Já ouviu falar de pessoas que
perdem a vontade de viver?
Conhece alguém que tem uma
vida completamente sem graça, mecânica, cinza, previsível, sem aventura nem paixão,
uma vida sem tesão?
Já ouviu falar de pessoas que
diante de uma doença terminal passaram a valorizar cada minuto e cada
acontecimento da sua vida?
Já ouviu dizer que existe
alguém que tem muita dificuldade de se manter vivo ou de se movimentar, mas
luta pela vida com bravura e a saboreia com alegria?
Já ouviu falar de alguém que vivia
reclamando da vida, que dizia que não queria mais viver e que sob ameaça de
morte implorou para viver mais?
Pois é, parece que a perspectiva da morte é que valoriza a vida.
Mas cismamos em viver como se
nunca fôssemos morrer, como se nossa estadia aqui fosse eterna, como se tivéssemos
todo o tempo do mundo.
Mas a verdade é que não temos
todo tempo do mundo.
Aliás, temos bem pouco tempo
do tempo do mundo.
Se fosse para esquecermos a
morte e viver como se nunca fôssemos morrer, então porque nasceríamos com esta
única certeza na vida, a de que vamos morrer?
A morte é uma certeza, a vida
não.
Então porque desperdiçar a
preciosa vida com tanta besteira?
Parece que fomos feitos para
funcionar como a lei de oferta e da procura, quanto mais produto disponível,
menor o valor, a raridade é o que valoriza.

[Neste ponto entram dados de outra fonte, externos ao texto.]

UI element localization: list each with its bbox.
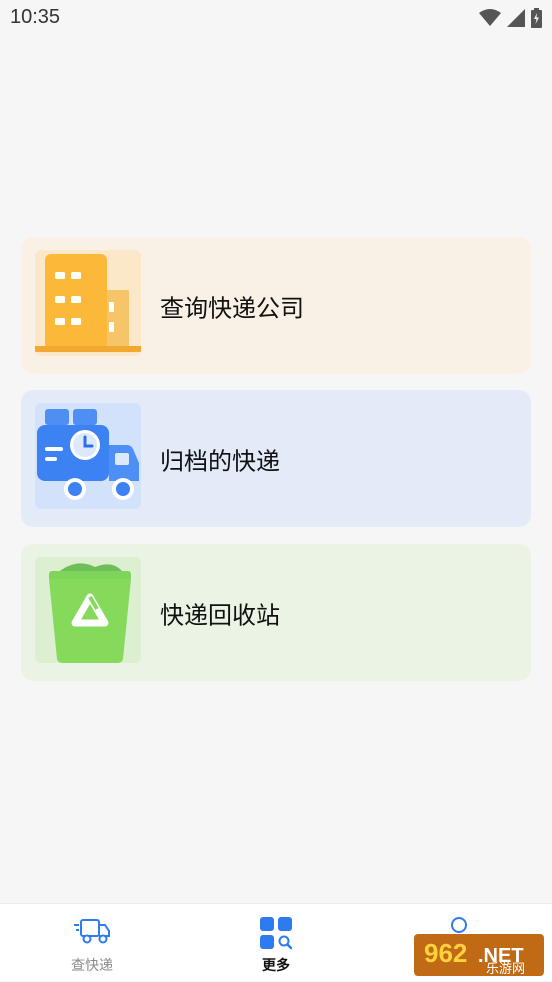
card-archived-deliveries[interactable]: 归档的快递 <box>21 390 531 527</box>
card-label: 查询快递公司 <box>160 294 304 322</box>
status-time: 10:35 <box>10 6 61 28</box>
recycle-bin-icon <box>35 557 141 663</box>
card-query-courier-company[interactable]: 查询快递公司 <box>21 237 531 374</box>
battery-icon <box>531 8 542 28</box>
signal-icon <box>507 9 525 27</box>
svg-text:962: 962 <box>424 938 467 968</box>
tab-label: 查快递 <box>71 958 113 974</box>
delivery-truck-icon <box>35 403 141 509</box>
status-bar: 10:35 <box>0 0 552 36</box>
tab-label: 更多 <box>262 958 290 974</box>
card-label: 快递回收站 <box>160 601 280 629</box>
tab-more[interactable]: 更多 <box>216 904 336 982</box>
site-watermark: 962 .NET 乐游网 <box>414 918 544 977</box>
grid-search-icon <box>260 917 293 950</box>
delivery-truck-icon <box>74 919 110 944</box>
watermark-text: 乐游网 <box>486 962 526 977</box>
wifi-icon <box>479 9 501 26</box>
card-label: 归档的快递 <box>160 447 280 475</box>
status-icons <box>479 8 542 28</box>
card-recycle-bin[interactable]: 快递回收站 <box>21 544 531 681</box>
building-icon <box>35 250 141 356</box>
tab-query-delivery[interactable]: 查快递 <box>32 904 152 982</box>
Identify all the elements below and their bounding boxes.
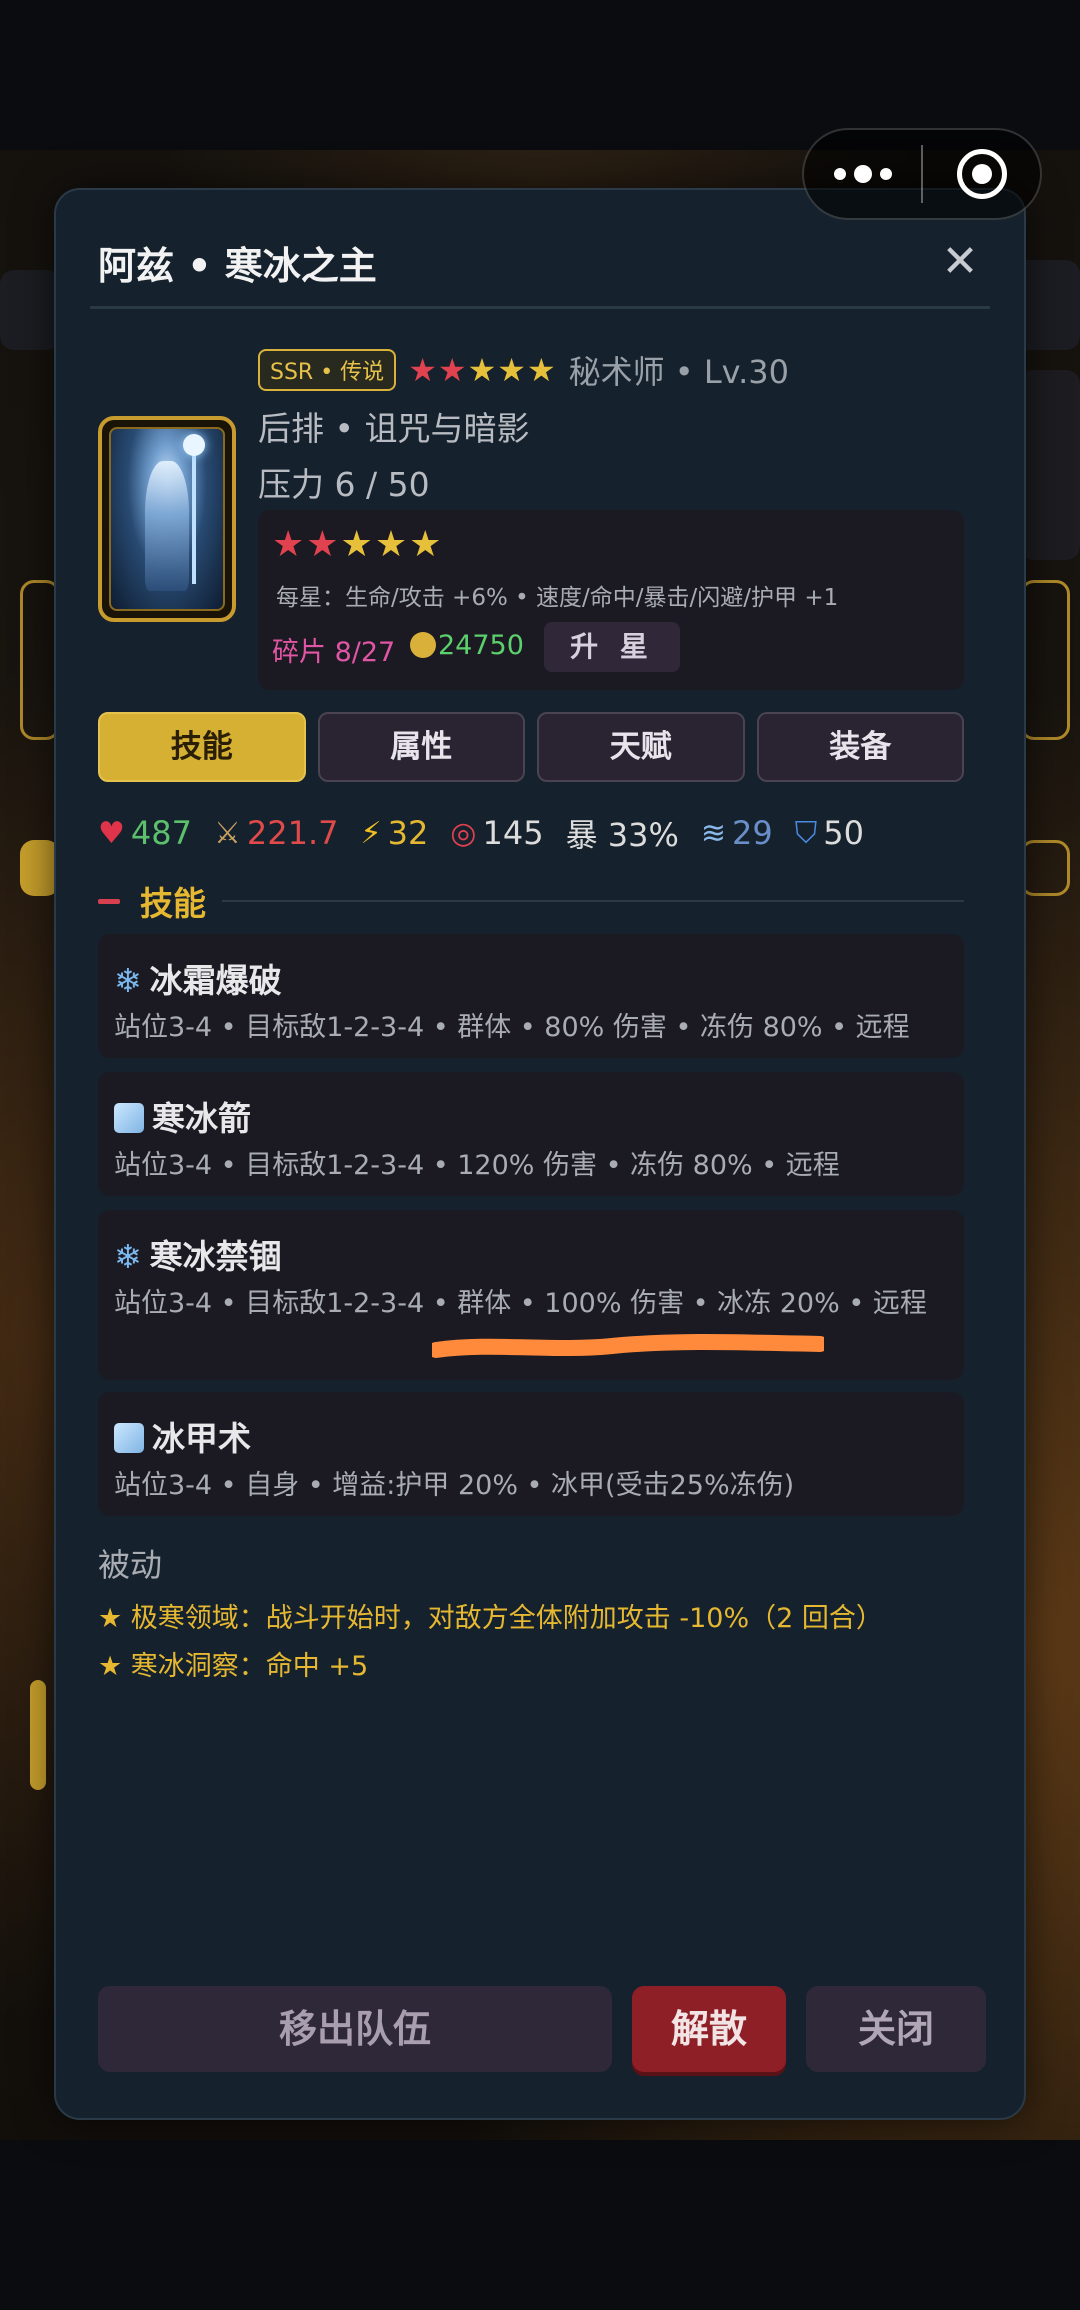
target-icon: ◎: [450, 815, 477, 851]
passive-section-title: 被动: [98, 1546, 163, 1584]
miniprogram-capsule: [802, 128, 1042, 220]
star-rating-large: ★★★★★: [272, 524, 443, 565]
hero-summary-row: SSR • 传说 ★★★★★ 秘术师 • Lv.30: [258, 348, 789, 392]
hero-portrait[interactable]: [98, 416, 236, 622]
star-bonus-text: 每星：生命/攻击 +6% • 速度/命中/暴击/闪避/护甲 +1: [276, 585, 839, 611]
skill-name-row: ❄ 冰霜爆破: [114, 954, 282, 1002]
ice-cube-icon: [114, 1423, 144, 1453]
shield-icon: ⛉: [794, 815, 818, 851]
stat-attack-value: 221.7: [246, 814, 339, 852]
tab-attributes[interactable]: 属性: [317, 712, 525, 782]
lightning-icon: ⚡: [360, 815, 382, 851]
modal-footer: 移出队伍 解散 关闭: [98, 1986, 986, 2072]
gold-amount: 24750: [438, 630, 524, 661]
money-bag-icon: [410, 632, 436, 658]
skill-name-row: 寒冰箭: [114, 1092, 251, 1140]
snowflake-icon: ❄: [114, 1237, 142, 1276]
heart-icon: ♥: [98, 815, 125, 851]
background-panel: [1020, 580, 1070, 740]
skill-description: 站位3-4 • 目标敌1-2-3-4 • 120% 伤害 • 冻伤 80% • …: [114, 1150, 840, 1181]
passive-item: ★ 极寒领域：战斗开始时，对敌方全体附加攻击 -10%（2 回合）: [98, 1603, 883, 1634]
tab-skills[interactable]: 技能: [98, 712, 306, 782]
skill-description: 站位3-4 • 目标敌1-2-3-4 • 群体 • 80% 伤害 • 冻伤 80…: [114, 1012, 910, 1043]
modal-title: 阿兹 • 寒冰之主: [98, 244, 377, 288]
shard-count: 碎片 8/27: [272, 637, 396, 668]
stat-hp: ♥ 487: [98, 814, 192, 852]
snowflake-icon: ❄: [114, 961, 142, 1000]
stat-hp-value: 487: [130, 814, 192, 852]
star-icons-yellow: ★★★: [340, 524, 444, 565]
stat-armor: ⛉ 50: [795, 814, 864, 852]
stat-crit-value: 暴 33%: [565, 816, 679, 854]
hero-pressure: 压力 6 / 50: [258, 465, 430, 504]
hero-portrait-art: [109, 427, 225, 611]
skill-name: 冰甲术: [152, 1419, 251, 1458]
hero-class-level: 秘术师 • Lv.30: [568, 353, 790, 391]
skill-card[interactable]: 寒冰箭 站位3-4 • 目标敌1-2-3-4 • 120% 伤害 • 冻伤 80…: [98, 1072, 964, 1196]
dismiss-hero-button[interactable]: 解散: [632, 1986, 786, 2072]
gold-cost: 24750: [410, 630, 524, 661]
close-icon[interactable]: ✕: [938, 240, 982, 284]
skill-description: 站位3-4 • 自身 • 增益:护甲 20% • 冰甲(受击25%冻伤): [114, 1470, 795, 1501]
skill-card[interactable]: ❄ 冰霜爆破 站位3-4 • 目标敌1-2-3-4 • 群体 • 80% 伤害 •…: [98, 934, 964, 1058]
close-button[interactable]: 关闭: [806, 1986, 986, 2072]
stat-accuracy: ◎ 145: [450, 814, 543, 852]
background-panel: [0, 270, 60, 350]
exit-miniprogram-button[interactable]: [923, 149, 1040, 199]
stats-row: ♥ 487 ⚔ 221.7 ⚡ 32 ◎ 145 暴 33% ≋ 29 ⛉ 50: [98, 808, 964, 858]
section-marker: [98, 898, 120, 904]
stat-dodge-value: 29: [732, 814, 773, 852]
detail-tabs: 技能 属性 天赋 装备: [98, 712, 964, 782]
skill-name-row: ❄ 寒冰禁锢: [114, 1230, 282, 1278]
tab-equipment[interactable]: 装备: [756, 712, 964, 782]
hero-position-traits: 后排 • 诅咒与暗影: [258, 409, 530, 448]
modal-header: 阿兹 • 寒冰之主 ✕: [98, 226, 982, 306]
hero-star-rating: ★★★★★: [408, 351, 556, 389]
ice-cube-icon: [114, 1103, 144, 1133]
tab-talents[interactable]: 天赋: [537, 712, 745, 782]
background-panel: [1020, 840, 1070, 896]
skill-name: 冰霜爆破: [149, 961, 282, 1000]
stat-armor-value: 50: [823, 814, 864, 852]
skills-section-header: 技能: [98, 876, 964, 926]
stat-attack: ⚔ 221.7: [214, 814, 339, 852]
background-panel: [1020, 370, 1080, 560]
stat-dodge: ≋ 29: [701, 814, 773, 852]
target-icon: [956, 149, 1007, 199]
stat-crit: 暴 33%: [566, 810, 679, 856]
stat-speed: ⚡ 32: [361, 814, 429, 852]
star-upgrade-panel: ★★★★★ 每星：生命/攻击 +6% • 速度/命中/暴击/闪避/护甲 +1 碎…: [258, 510, 964, 690]
section-divider: [222, 900, 964, 902]
stat-accuracy-value: 145: [482, 814, 544, 852]
skill-name: 寒冰禁锢: [149, 1237, 282, 1276]
remove-from-team-button[interactable]: 移出队伍: [98, 1986, 612, 2072]
passive-item: ★ 寒冰洞察：命中 +5: [98, 1651, 369, 1682]
swords-icon: ⚔: [213, 815, 241, 851]
star-icons-red: ★★: [272, 524, 341, 565]
skill-description: 站位3-4 • 目标敌1-2-3-4 • 群体 • 100% 伤害 • 冰冻 2…: [114, 1288, 927, 1319]
rarity-badge: SSR • 传说: [258, 349, 397, 391]
skill-card[interactable]: 冰甲术 站位3-4 • 自身 • 增益:护甲 20% • 冰甲(受击25%冻伤): [98, 1392, 964, 1516]
skill-name-row: 冰甲术: [114, 1412, 251, 1460]
wind-icon: ≋: [700, 815, 727, 851]
star-icons-yellow: ★★★: [467, 351, 557, 389]
upgrade-star-button[interactable]: 升 星: [544, 622, 680, 672]
background-panel: [30, 1680, 46, 1790]
header-divider: [90, 306, 990, 309]
hero-detail-modal: 阿兹 • 寒冰之主 ✕ SSR • 传说 ★★★★★ 秘术师 • Lv.30 后…: [54, 188, 1026, 2120]
star-icons-red: ★★: [408, 351, 468, 389]
skills-section-title: 技能: [140, 884, 206, 923]
more-options-icon[interactable]: [804, 165, 921, 183]
stat-speed-value: 32: [387, 814, 429, 852]
skill-name: 寒冰箭: [152, 1099, 251, 1138]
annotation-underline: [432, 1334, 824, 1358]
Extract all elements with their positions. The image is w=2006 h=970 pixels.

Então resolvemos esquecer que
a vida é coisa rara, a morte é que é certa e sorrateira, pode chegar a qualquer
momento, sem avisar.
E assim, convencidos falsamente
de que ela nunca acabará, desvalorizamos a vida.
Não moramos mais em cavernas,
não temos mais os mesmos predadores nem a mesma vulnerabilidade, mas temos
outras tantas.
Não são poucos os relatos de
pessoas que tiveram uma vida dedicada ao trabalho, ao dinheiro, foram rabugentas,
plantaram discórdia, lutaram com mil fantasmas, cultivaram sofrimentos e
preocupações e diante de um diagnóstico fatal, que lhe deu pouco tempo de vida,
passaram a valorizar cada minuto, cada oportunidade e cada pessoa diante de si.
Libertaram-se de rótulos,
abriram a mente, despreocuparam, deixaram de se importar com a opinião dos
outros, com ninharias e mesquinharias.
Deixaram de brigar para
defender sua razão, para vencer discussões ou por outras pequenezas deste tipo.
Pararam de sentir pena de si
mesmas, de se sentirem ofendidas com tudo, de valorizar demasiadamente o que
não tem valor.
Focaram no que interessa, amar
e viver, porque a morte bate à porta.
Então por que não? Se a gente vai morrer mesmo.
Por que não rir de si mesmo, não
rir das próprias gafes e tolices?
Por que não fazer aquela viagem,
não realizar aquele sonho antes que seja tarde?
Por que não dizer eu te amo, me
perdoa, eu estava errado ou errada?
Por que não aceitar alguém e
se aceitar também?
Por que não perdoar e se perdoar?
Por que não dizer fica comigo,
eu te quero e te desejo, o amanhã pode não vir, amor?
Por que não fazer o que “dá na
telha”, se vamos morrer mesmo, a qualquer momento?
Por que não mudar tudo, mandar
às favas o que machuca e murcha nossa vida?
Não temos a vida toda pela frente
coisa nenhuma.
Quem disse isso quer apenas que
andes nos trilhos, justamente onde o trem te esmagará.
Quem garante que vida toda é
essa que se tem pela frente?
Só há probabilidade, porque pela
frente, de certo mesmo, temos a morte.
Então viva rápido, intensa e
levemente, como se fosse morrer amanhã.
Porque você vai mesmo, só não sabe qual
amanhã será, mas será.
E é assim que somos, assim nos
constituímos, seres com certeza da morte, que desperdiçam a vida.